Cardiogenic Area: The region of mesodermal tissue that gives rise to the heart and major vessels, indicating the early stages of cardiac development.
Cardiogenic Cords: The structures that develop from the cardiogenic area, which further differentiate to form the primary heart tube, playing a crucial role in the formation of the heart's anatomy.
Endocardial Tubes: The paired structures that develop from the cardiogenic cords, which eventually fuse to form the heart tube and contribute to the formation of the heart's inner lining.
Primitive Heart Tube: The initial structure formed during early heart development, which serves as the precursor to the fully developed heart, showcasing the basic organization and arrangement of cardiac chambers.
truncus arteriosus: The early embryonic structure that will eventually split into the pulmonary trunk and aorta, playing a critical role in establishing the separation of systemic and pulmonary circulation.
bulbus cordis: The region of the primitive heart tube that developed into the right ventricle
primitive ventircle: The portion of the early heart that contributes to the formation of the left ventricle
primitive atrium: The chamber of the early heart that gives rise to both the left and right atria
sinus venosus: deveoples into the posterior right atrium, SA node, and coronary sinus
Summary of Key Concepts
Autorhythmicity: The heart possesses the intrinsic ability to generate its rhythm, a fundamental feature facilitated by the pacemaker cells in the SA node.

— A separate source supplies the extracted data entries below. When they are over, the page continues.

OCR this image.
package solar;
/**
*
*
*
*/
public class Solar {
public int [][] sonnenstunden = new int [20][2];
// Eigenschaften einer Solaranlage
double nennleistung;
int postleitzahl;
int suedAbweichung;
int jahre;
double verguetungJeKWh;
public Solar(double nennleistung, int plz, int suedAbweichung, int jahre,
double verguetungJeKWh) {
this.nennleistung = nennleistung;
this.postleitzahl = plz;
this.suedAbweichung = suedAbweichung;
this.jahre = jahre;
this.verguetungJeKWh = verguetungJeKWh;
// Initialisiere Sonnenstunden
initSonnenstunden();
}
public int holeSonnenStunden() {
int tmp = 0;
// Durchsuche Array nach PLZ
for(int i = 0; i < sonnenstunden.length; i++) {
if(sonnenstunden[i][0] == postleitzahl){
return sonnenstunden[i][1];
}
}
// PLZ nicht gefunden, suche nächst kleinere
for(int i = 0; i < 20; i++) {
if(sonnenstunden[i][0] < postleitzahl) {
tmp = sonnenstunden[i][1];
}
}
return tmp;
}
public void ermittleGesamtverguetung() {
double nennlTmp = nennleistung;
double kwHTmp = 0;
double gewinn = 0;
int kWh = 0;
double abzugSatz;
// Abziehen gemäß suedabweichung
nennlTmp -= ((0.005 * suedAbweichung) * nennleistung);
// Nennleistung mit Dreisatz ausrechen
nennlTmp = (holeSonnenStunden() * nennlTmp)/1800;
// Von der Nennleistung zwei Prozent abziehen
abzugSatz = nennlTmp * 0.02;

The critical importance of blood circulation lies in its role in supplying oxygen and nutrients required by tissues, while concurrently facilitating waste removal.
The interrelationship between the heart's structure and function underscores its efficiency in performing its essential pumping action.
A comprehensive understanding of heart anatomy and physiology is vital for medical professionals to effectively diagnose and manage cardiovascular diseases, establishing a foundation for advancements in cardiology and patient care.